In another scene, the performers have to do a super-fast change. Women go into a beach tent wearing proper, pale promenade dresses, and then they pop back out literally seconds later in bathing suits. The dresses are all snap-rigged down the front so they can rip them off, and the women are wearing the bathing suits underneath.

Gale didn't start out as a costume designer. He earned two degrees in fashion advertising from the Fashion Institute of Technology and was working at a fashion magazine before he realized that what intrigued him was not the clothes, but rather the characters who were wearing the clothing.

“When we'd be shooting for the magazine, I was always thinking, 'What kind of person is this?' And I'd always been really excited by costumes. I watched a lot of film. I said, 'Greg, you should be designing costumes,' ” he says.

He took a job at a big costume shop in New York City. He met designers and began working as an assistant before going out on his own.

One thing he has learned since then is that, as a costume designer, sometimes there are surprises.

“When we were doing 'Urinetown,' there was no dancing. It was all musical staging,” he recalls.

Gale had to fly to L.A. and he remembers returning to New York and going into the rehearsal hall for some shoe fittings.

“I round the corner and am walking down the hallway on the way to the rehearsal hall, and I hear (here, he approximates the sound of lots of dancing feet) clunk, clunk, clunk, clunk, clunk.
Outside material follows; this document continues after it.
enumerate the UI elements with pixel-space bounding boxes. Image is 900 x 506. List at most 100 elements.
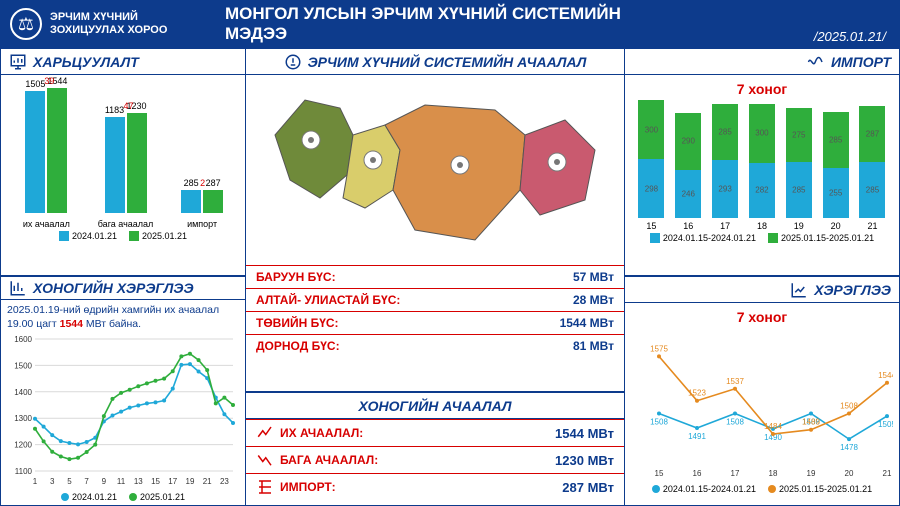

I open the door, and they're doing a huge musical number, and I was like, 'Just so you know, nobody has dance shoes, and I don't want to hear it. They're wearing work boots, and that's going to be funny, but you're going to have to do it in work boots,' ” he says.

For “High Button Shoes,” one of the biggest creative challenges involved a certain plaid that Gale loved. It was a pair of jodhpurs from some previous, now forgotten production at Goodspeed, stashed away in the theater's costume shop. He loved the plaid for the leading man but needed pants, not jodhpurs. The good news was there were two pairs, so they could use the fabric from one to fill out the other. But the pants also had a crisscrossing windpane trim. Colleen Kesterson searched New York City for trim that would work. “This one's too wide, that one's too shiny ...” she recalls.

Gale says, “It was painstaking to find a trim that was similar. And then Colleen had to go and dye it in her own kitchen. The costume shop took (the pants), cut them down, and shaped them into a traditional pant leg shape because they were actually too full. They cut them off and added the other pant onto it and then put all the trim onto it so it all matched up. Crazy.”